Improving Reporting to Prevent Hate Act of 2025
- house
- senate
- president
Last progress April 2, 2025 (8 months ago)
Introduced on April 2, 2025 by Donald Sternoff Beyer
House Votes
Referred to the House Committee on the Judiciary.
Senate Votes
Presidential Signature
AI Summary
This bill aims to improve how cities and counties report hate crimes. It tells the Justice Department to set up a check, within three years of the law taking effect, to see if local governments are honestly reporting hate-crime data to the FBI. A place can be flagged if it doesn’t send any hate-crime data or reports zero incidents for the year.
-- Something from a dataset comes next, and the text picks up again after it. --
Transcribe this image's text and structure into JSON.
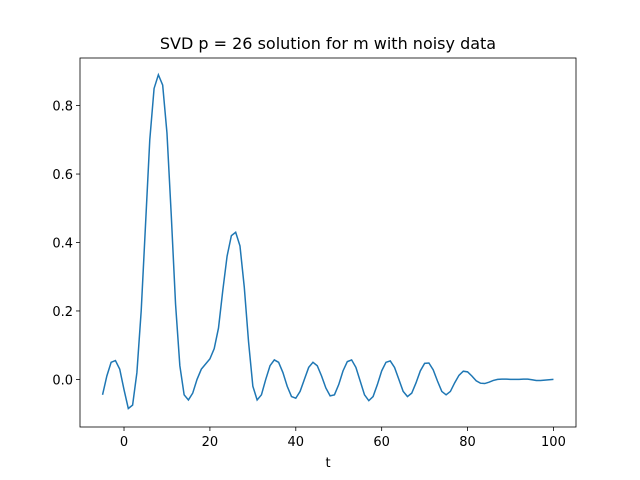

If a place fails this check, it would not be eligible for funding under this program. There’s an exception: the Attorney General can let a place keep its eligibility if it has strong, community-wide education and awareness efforts on hate crimes. The Justice Department must post a yearly list of places that get this exception on its website. “Covered jurisdictions” are local governments with more than 100,000 people that are applying for a grant under this program.
Key points
- Who is affected: Local governments with over 100,000 people that apply for this program’s grants.
- What changes: DOJ creates a way to check if hate-crime data to the FBI is real; places that don’t report or report zero may lose eligibility; an exception exists for strong community education efforts; DOJ posts an annual list of exceptions.
- When: The check must start no later than three years after the law takes effect; the exceptions list is posted each year.